For two of the anticipated health impacts, the published literature available 
  by 1995 allowed a more quantitative approach. The relevant conclusions were 
  as follows: 
  - An increase in the frequency or severity of heat waves would cause a short-term 
    increase in (predominantly cardiorespiratory) deaths and illness. In some 
    very large cities (e.g., Atlanta, Shanghai) by about 2050, this would result 
    in up to several thousand extra heat-related deaths annually. This heat-related 
    mortality increase would be offset by fewer cold-related deaths in milder 
    winters, albeit to an extent that was not yet adequately estimated and likely 
    to vary between populations.
 
  - Climate-induced changes in the geographic distribution and biological behavior 
    of vector organisms of vector-borne infectious diseases (e.g., malaria-transmitting 
    mosquitoes) and infective parasites would alterusually increasethe 
    potential transmission of such diseases. For example, simulations with global/regional 
    mathematical models indicated that, in the absence of demographic shifts, 
    the proportion of the world's population living within the potential 
    malaria transmission zone would increase from ~45% in the 1990s to ~60% by 
    2050. Some localized decreases in malaria transmissibility also may occur 
    in response to climate change.
 
 
9.1.2. Population Health and its Significance as an Outcome 
  of Climate Change 
This is the last of the sector-impact chapters in this volume. This is appropriate 
  because human population health is influenced by an extensive "upstream" 
  range of environmental and social conditions. Indeed, over time, the level of 
  health in a population reflects the quality of social and natural environments, 
  material standards of living, and the robustness of the public health and health 
  service infrastructure. Therefore, population health is an important integrating 
  index of the effects of climate change on ecosystems, biological processes, 
  physical environmental media, and the social-economic environment. 
 
Two other points are important. First, the causation of most human diseases 
  is complex and multifactorial. Second, there is great heterogeneity in the types 
  of disease: acute and chronic; infectious and noninfectious; physical injury 
  and mental health disorders. These two considerations explain some of the difficulties 
  in fully understanding and quantifying the influences of climate on human health. 
 
Profiles of health and disease vary greatly between regions and countries and 
  over time. Currently, noncommunicable diseases (including mental health disorders) 

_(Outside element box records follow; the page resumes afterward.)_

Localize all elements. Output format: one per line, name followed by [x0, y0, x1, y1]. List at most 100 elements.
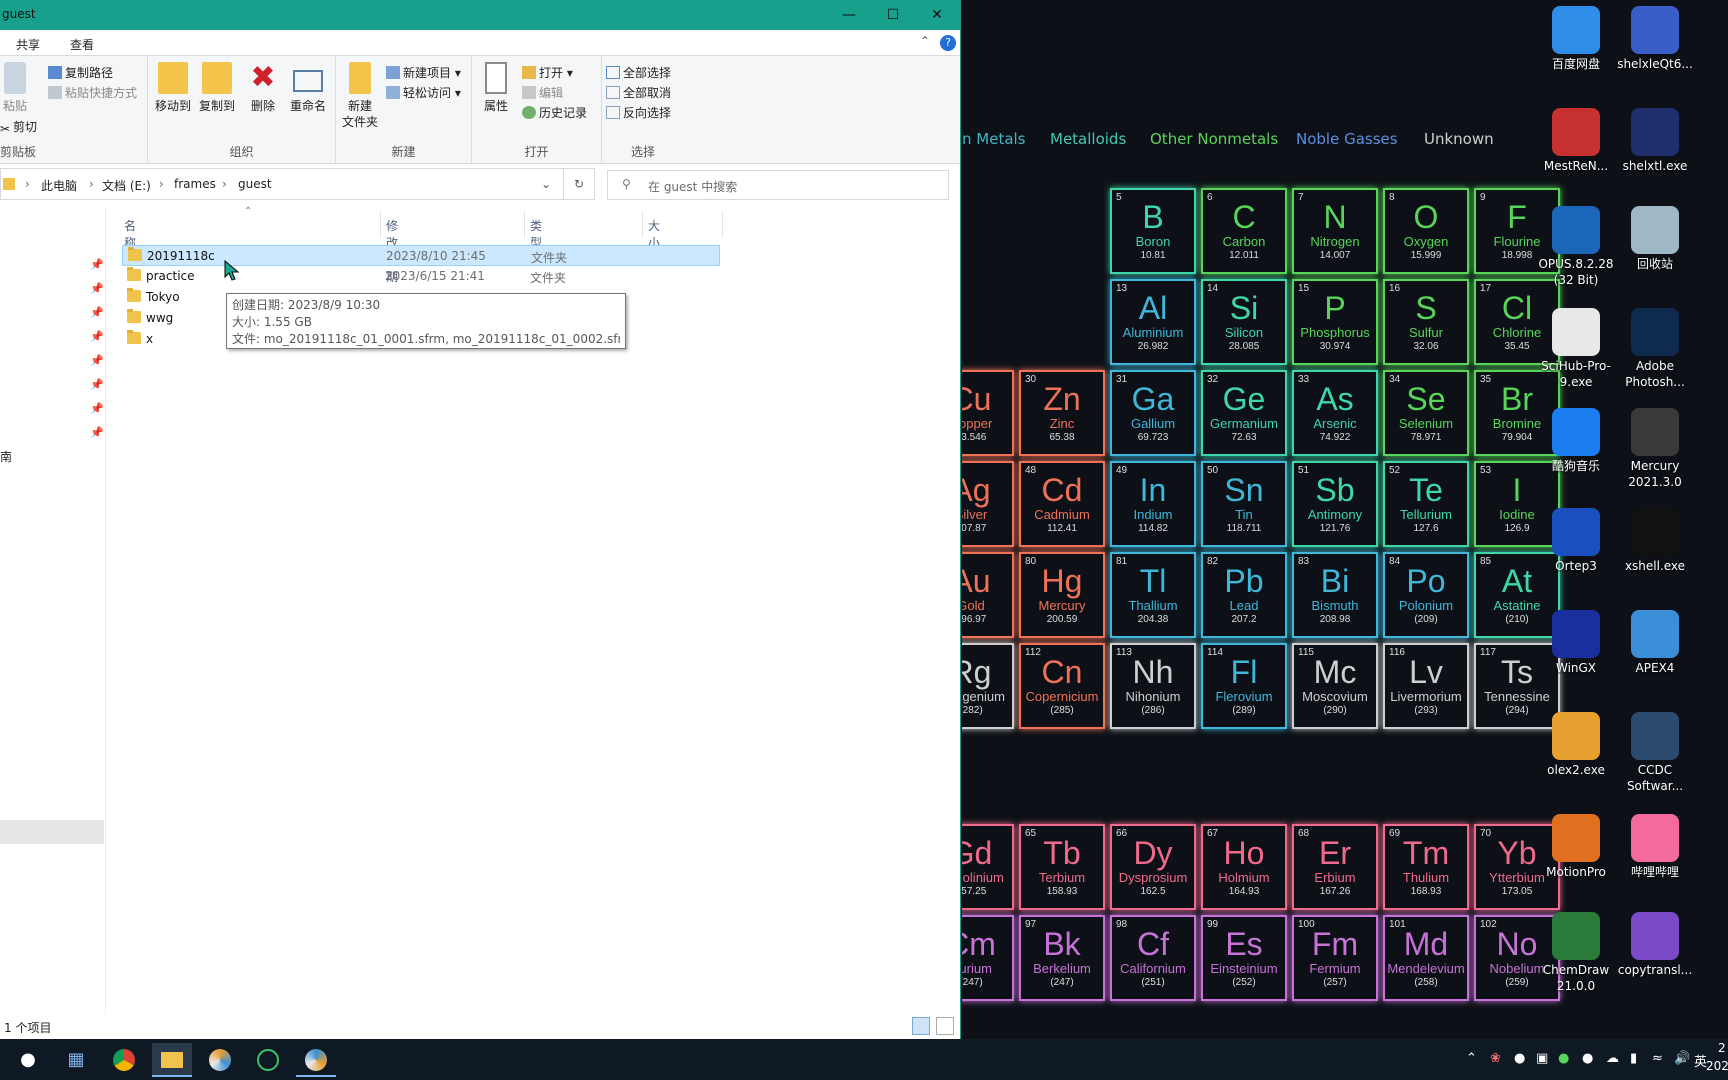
tab-share[interactable]: 共享 — [16, 36, 40, 53]
tray-display-icon[interactable]: ▣ — [1536, 1051, 1548, 1066]
new-item-button[interactable]: 新建项目 ▾ — [386, 64, 461, 81]
atomic-number: 97 — [1025, 919, 1037, 930]
volume-icon[interactable]: 🔊 — [1674, 1051, 1690, 1066]
easy-access-button[interactable]: 轻松访问 ▾ — [386, 84, 461, 101]
atomic-number: 5 — [1116, 192, 1122, 203]
file-name: x — [146, 332, 154, 346]
desktop: n Metals Metalloids Other Nonmetals Noble G… — [962, 0, 1728, 1039]
desktop-shortcut[interactable]: shelxleQt6... — [1612, 6, 1698, 72]
refresh-button[interactable]: ↻ — [563, 168, 595, 200]
element-name: Nihonium — [1125, 689, 1181, 704]
cut-button[interactable]: ✂ 剪切 — [0, 118, 37, 136]
file-explorer-taskbar-icon[interactable] — [152, 1043, 192, 1077]
clock-date[interactable]: 202 — [1706, 1059, 1728, 1073]
chemdraw-taskbar-icon[interactable] — [248, 1043, 288, 1077]
element-cell: 83 Bi Bismuth 208.98 — [1292, 552, 1378, 638]
file-row[interactable]: practice 2023/6/15 21:41 文件夹 — [122, 266, 720, 287]
nav-item-highlight[interactable] — [0, 820, 104, 844]
properties-button[interactable]: 属性 — [480, 62, 512, 114]
select-none-button[interactable]: 全部取消 — [606, 84, 671, 101]
title-bar[interactable]: guest — ☐ ✕ — [0, 0, 960, 30]
crumb-frames[interactable]: frames — [174, 177, 216, 191]
desktop-shortcut-label: shelxleQt6... — [1617, 57, 1693, 71]
minimize-button[interactable]: — — [826, 0, 872, 30]
desktop-shortcut[interactable]: MestReN... — [1533, 108, 1619, 174]
help-icon[interactable]: ? — [940, 35, 956, 51]
desktop-shortcut[interactable]: ChemDraw 21.0.0 — [1533, 912, 1619, 994]
tab-view[interactable]: 查看 — [70, 36, 94, 53]
desktop-shortcut[interactable]: SciHub-Pro-9.exe — [1533, 308, 1619, 390]
collapse-ribbon-icon[interactable]: ⌃ — [920, 34, 930, 48]
desktop-shortcut[interactable]: xshell.exe — [1612, 508, 1698, 574]
large-icons-view-icon[interactable] — [936, 1017, 954, 1035]
move-to-button[interactable]: 移动到 — [152, 62, 194, 114]
clock-time[interactable]: 2 — [1718, 1041, 1726, 1055]
maximize-button[interactable]: ☐ — [870, 0, 916, 30]
desktop-shortcut[interactable]: Ortep3 — [1533, 508, 1619, 574]
atomic-number: 81 — [1116, 556, 1128, 567]
copy-to-button[interactable]: 复制到 — [196, 62, 238, 114]
tray-app-icon[interactable]: ❀ — [1490, 1051, 1501, 1066]
nav-item-partial[interactable]: 南 — [0, 448, 12, 465]
new-folder-button[interactable]: 新建 文件夹 — [340, 62, 380, 130]
wifi-icon[interactable]: ≈ — [1652, 1051, 1663, 1066]
olex2-active-taskbar-icon[interactable] — [296, 1043, 336, 1077]
atomic-mass: 14.007 — [1319, 250, 1351, 261]
desktop-shortcut[interactable]: OPUS.8.2.28 (32 Bit) — [1533, 206, 1619, 288]
paste-shortcut-button[interactable]: 粘贴快捷方式 — [48, 84, 137, 101]
desktop-shortcut[interactable]: 酷狗音乐 — [1533, 408, 1619, 474]
edit-button[interactable]: 编辑 — [522, 84, 563, 101]
calculator-icon[interactable]: ▦ — [56, 1043, 96, 1077]
olex2-taskbar-icon[interactable] — [200, 1043, 240, 1077]
microphone-icon[interactable]: ● — [1514, 1051, 1525, 1066]
history-button[interactable]: 历史记录 — [522, 104, 587, 121]
crumb-drive[interactable]: 文档 (E:) — [102, 177, 151, 194]
file-name: 20191118c — [147, 249, 215, 263]
chrome-icon[interactable] — [104, 1043, 144, 1077]
rename-button[interactable]: 重命名 — [286, 62, 330, 114]
paste-button[interactable]: 粘贴 — [0, 62, 30, 114]
tray-cloud-icon[interactable]: ☁ — [1606, 1051, 1619, 1066]
close-button[interactable]: ✕ — [914, 0, 960, 30]
desktop-shortcut[interactable]: shelxtl.exe — [1612, 108, 1698, 174]
tray-qq-icon[interactable]: ● — [1582, 1051, 1593, 1066]
address-bar[interactable]: › 此电脑 › 文档 (E:) › frames › guest ⌄ — [0, 168, 595, 200]
legend-item: Unknown — [1424, 130, 1494, 148]
element-symbol: Lv — [1409, 654, 1443, 690]
element-symbol: Se — [1406, 381, 1446, 417]
desktop-shortcut[interactable]: 哔哩哔哩 — [1612, 814, 1698, 880]
file-row[interactable]: 20191118c 2023/8/10 21:45 文件夹 — [122, 245, 720, 266]
desktop-shortcut[interactable]: olex2.exe — [1533, 712, 1619, 778]
tray-chevron-icon[interactable]: ⌃ — [1466, 1051, 1477, 1066]
tooltip-created: 创建日期: 2023/8/9 10:30 — [232, 298, 381, 312]
desktop-shortcut[interactable]: Mercury 2021.3.0 — [1612, 408, 1698, 490]
element-symbol: Po — [1406, 563, 1446, 599]
desktop-shortcut[interactable]: WinGX — [1533, 610, 1619, 676]
tray-wechat-icon[interactable]: ● — [1558, 1051, 1569, 1066]
desktop-shortcut[interactable]: Adobe Photosh... — [1612, 308, 1698, 390]
crumb-this-pc[interactable]: 此电脑 — [41, 177, 77, 194]
desktop-shortcut[interactable]: copytransl... — [1612, 912, 1698, 978]
element-name: Selenium — [1398, 416, 1454, 431]
address-dropdown-icon[interactable]: ⌄ — [541, 177, 551, 191]
atomic-number: 53 — [1480, 465, 1492, 476]
folder-icon — [127, 309, 141, 323]
desktop-shortcut[interactable]: 回收站 — [1612, 206, 1698, 272]
wechat-icon[interactable]: ● — [8, 1043, 48, 1077]
element-cell: 50 Sn Tin 118.711 — [1201, 461, 1287, 547]
copy-path-button[interactable]: 复制路径 — [48, 64, 113, 81]
select-all-button[interactable]: 全部选择 — [606, 64, 671, 81]
battery-icon[interactable]: ▮ — [1630, 1051, 1637, 1066]
invert-selection-button[interactable]: 反向选择 — [606, 104, 671, 121]
delete-button[interactable]: ✖ 删除 — [246, 62, 280, 114]
crumb-guest[interactable]: guest — [238, 177, 272, 191]
search-box[interactable]: ⚲ 在 guest 中搜索 — [607, 170, 949, 200]
details-view-icon[interactable] — [912, 1017, 930, 1035]
desktop-shortcut[interactable]: APEX4 — [1612, 610, 1698, 676]
desktop-shortcut[interactable]: CCDC Softwar... — [1612, 712, 1698, 794]
group-organize: 移动到 复制到 ✖ 删除 重命名 组织 — [148, 56, 336, 164]
element-cell: CmCurium(247) — [962, 915, 1014, 1001]
desktop-shortcut[interactable]: MotionPro — [1533, 814, 1619, 880]
open-button[interactable]: 打开 ▾ — [522, 64, 573, 81]
desktop-shortcut[interactable]: 百度网盘 — [1533, 6, 1619, 72]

  predominate in developed countries, with cardiovascular diseases and cancer 
  accounting for more than half of all deaths. In poorer countries, infectious 
  diseases (especially in childhood) remain important, even as noncommunicable 
  diseases increase in urbanizing populations that are exposed to changes in lifestyle 
  and environmental and occupational exposures. Globally, infectious diseases 
  remain a major cause of human morbidity and are responsible for approximately 
  one-third of all deaths (WHO, 1999a). Many of these water-, food-, and vector-borne 
  infectious diseases are sensitive to climate.